Why is crowd-curation so intriguing?

Increasingly, we are becoming a culture of curators, especially in the virtual world.  We spend our time organizing media according to preference, grouping our memories into online photo and video databanks, and “liking” and commenting on things that other people share.  What this means is that arts audiences are coming to the gallery with a newly emboldened sense of organizing and presenting content.  Arts organizations therefore need to play an active role by creating opportunities for meaningful engagement.

Screen shot of Split-Second's crowd-curation process by the Brooklyn Museum
Screen shot of Split-Second's crowd-curation process by the Brooklyn Museum

Organizations that are at the forefront of online audience engagement are presenting ideas that go beyond simply offering information about programming.  Instead, they are experimenting with different ways that audiences can become co-creators of content, which can then lead to a sense of ownership in the institution.  But crowd-curation should not be simply a matter of presenting art works and having a voting contest in the sense of American Idol.  Rather, arts managers need to envision a place of meaningful dialogue between their organization and their audience.

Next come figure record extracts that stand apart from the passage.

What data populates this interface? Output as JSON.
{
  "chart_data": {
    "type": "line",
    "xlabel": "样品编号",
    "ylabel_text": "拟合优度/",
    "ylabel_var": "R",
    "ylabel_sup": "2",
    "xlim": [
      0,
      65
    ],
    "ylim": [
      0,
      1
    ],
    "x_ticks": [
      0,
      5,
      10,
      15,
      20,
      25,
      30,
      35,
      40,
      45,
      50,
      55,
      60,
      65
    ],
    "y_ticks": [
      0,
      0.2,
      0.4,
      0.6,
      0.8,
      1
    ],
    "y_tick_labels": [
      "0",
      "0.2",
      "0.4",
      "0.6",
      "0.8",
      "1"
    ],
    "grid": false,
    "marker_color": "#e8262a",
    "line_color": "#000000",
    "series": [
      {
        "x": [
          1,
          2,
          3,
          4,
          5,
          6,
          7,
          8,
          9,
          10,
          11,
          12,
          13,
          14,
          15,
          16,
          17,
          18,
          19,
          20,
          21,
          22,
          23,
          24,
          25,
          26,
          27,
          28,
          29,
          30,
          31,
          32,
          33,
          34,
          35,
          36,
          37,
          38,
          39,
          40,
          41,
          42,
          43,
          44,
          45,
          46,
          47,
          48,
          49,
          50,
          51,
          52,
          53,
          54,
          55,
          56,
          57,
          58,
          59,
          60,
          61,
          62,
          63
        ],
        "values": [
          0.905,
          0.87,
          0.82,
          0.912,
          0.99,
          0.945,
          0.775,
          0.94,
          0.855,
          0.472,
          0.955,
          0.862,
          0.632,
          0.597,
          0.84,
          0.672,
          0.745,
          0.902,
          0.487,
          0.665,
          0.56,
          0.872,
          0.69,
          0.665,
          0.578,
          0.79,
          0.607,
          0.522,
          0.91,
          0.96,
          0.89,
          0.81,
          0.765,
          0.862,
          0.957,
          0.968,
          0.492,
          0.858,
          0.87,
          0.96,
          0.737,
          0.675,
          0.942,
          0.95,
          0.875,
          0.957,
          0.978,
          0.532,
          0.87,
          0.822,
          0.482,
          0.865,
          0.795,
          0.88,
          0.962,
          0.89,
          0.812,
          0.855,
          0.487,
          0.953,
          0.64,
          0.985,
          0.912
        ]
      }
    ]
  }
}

Crowd-curation is exciting because it is a clear illustration of the changing dynamics of the audience/museum relationship.  It takes creative online participation and literally translates the collective online vision into physical space.  Along the way, it can stimulate creative thinking by:

  • Getting the participant/curator to think about her own internal perceptions of art, and perhaps inspire her to dig even deeper through self-reflection. What struck me most in my experience as a curator of Split-Second was how successful the exercise was in getting me to think about not only the art in the show but also my own understanding of visual culture.
  • Creating discussion, based upon the collective decisions of the audience, about big-picture questions, like: How is artistic value determined? Is general consensus achievable in determining artist merit?

By putting the internal and collective processes together, crowd-curation has the potential to achieve multiple levels of meaningful contemplation.  Of course, arts managers may feel like they are taking a significant risk.  They may fear that the artistic content chosen by the masses will not constitute a “quality” exhibition in the traditional sense.  And, perhaps worse, if crowd-curation IS able to produce a quality exhibition, then what is the point of having all of these professionals around?  However, as sites like Wikipedia or perhaps the “comments” section of any website have shown, opening up the production of content to crowds is precisely the time when professional, articulate viewpoints are needed most.

This is not to argue that crowd-curation methods should or will replace traditional curatorial models.  In fact, it doesn’t make sense for all art museums to try it (based on a number of factors such as the nature of the audience, resources available, the nature of the exhibit, etc.)  Even so, crowd-curation is an innovative approach to breaking down the barriers between art museum and audience, and it’s a fascinating reflection of the way we live now.